Choose the correct optimizer and parameters

I’m new to neural networks and i am trying to train my first neural network with pytorch.

I was working with matlab before and used the toolbox but i want to explore neural networks more and try to improve the network further and matlab does not have a lot of options.

I have just an CSV with input data (2 inputs) and output data(4 outputs) so I am not training with images.

I made a simple network with 1 hidden layer.

When i train the system in matlab i got an mse of about 6e-5 and now i train with pytorch i get about 8e-3 when training with adam optimizer.

What i always ask myself. How do you choose values(like batch size, betas,lr, epochs) for the optimizer and is adam the correct choice for this problem? Are the values just chosen by trial and error?

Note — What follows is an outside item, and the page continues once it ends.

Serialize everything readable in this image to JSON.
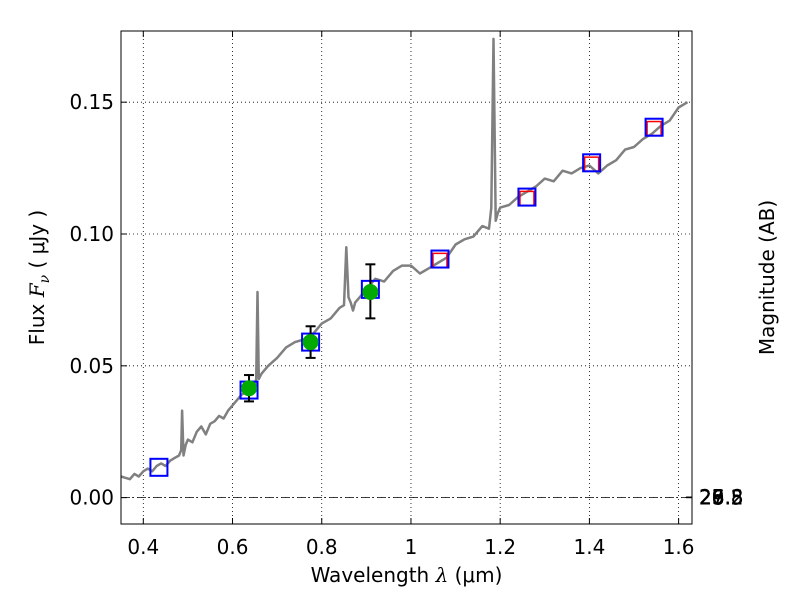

Neural nets training is probabilistic by nature because most of optimizers are and you shuffle your train_set, etc. Implementation may ( and surely) differ from MATLAB to PyTorch hence it is very unlikely you get same exact results, but comparable order of magnitude. Choosing hyper-parameters (batch_size, betas, lr etc.) mainly relies on experience. That said for some well-studied topics they are some recommendation (e.g Adam works well in NLP tasks, SGD works well on average etc.). You can also control dynamically the learning rate ( works well for some problems) or optimize some of your hyper-params using the package ray[tune]. Trial and error should be great to begin.